PythonGIL is actually the product of the trade-off between functions and performance. It is especially rational and has objective factors that are difficult to change. From the analysis of this score, we can make the following simple summary:

·Due to the existence of GIL, only multi-threading in IOBound scenarios can achieve better performance.
·For programs with high parallel computing performance, consider converting the core part into a C Module, or simply using other languages.
·GIL will continue to exist for a long period of time, but it will be continuously improved.

The above is all about Python GIL in this article. I hope it will be helpful to you. If you are interested, you can continue to refer to other related topics on this site. If you have any shortcomings, please leave a message. Thank you for your support!

Related Article

Contact Us

The content source of this page is from Internet, which doesn't represent Alibaba Cloud's opinion; products and services mentioned on that page don't have any relationship with Alibaba Cloud. If the content of the page makes you feel confusing, please write us an email, we will handle the problem within 5 days after receiving your email.
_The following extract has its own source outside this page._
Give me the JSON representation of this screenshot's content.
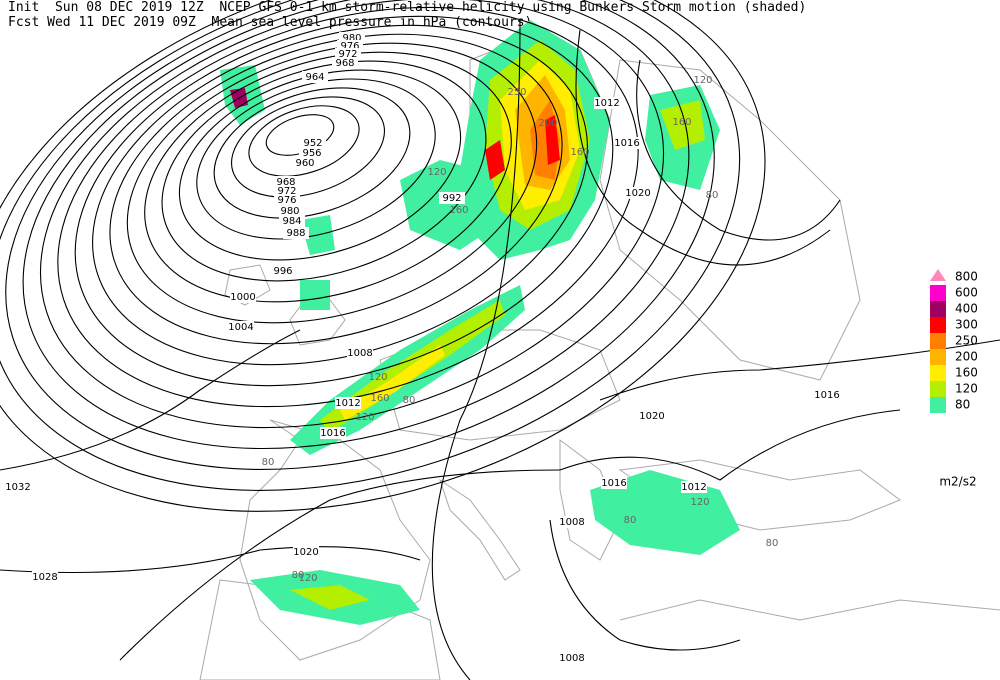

If you find any instances of plagiarism from the community, please send an email to: info-contact@alibabacloud.com and provide relevant evidence. A staff member will contact you within 5 working days.

A Free Trial That Lets You Build Big!

Start building with 50+ products and up to 12 months usage for Elastic Compute Service

  • Sales Support

    1 on 1 presale consultation

  • After-Sales Support

    24/7 Technical Support 6 Free Tickets per Quarter Faster Response

  • Alibaba Cloud offers highly flexible support services tailored to meet your exact needs.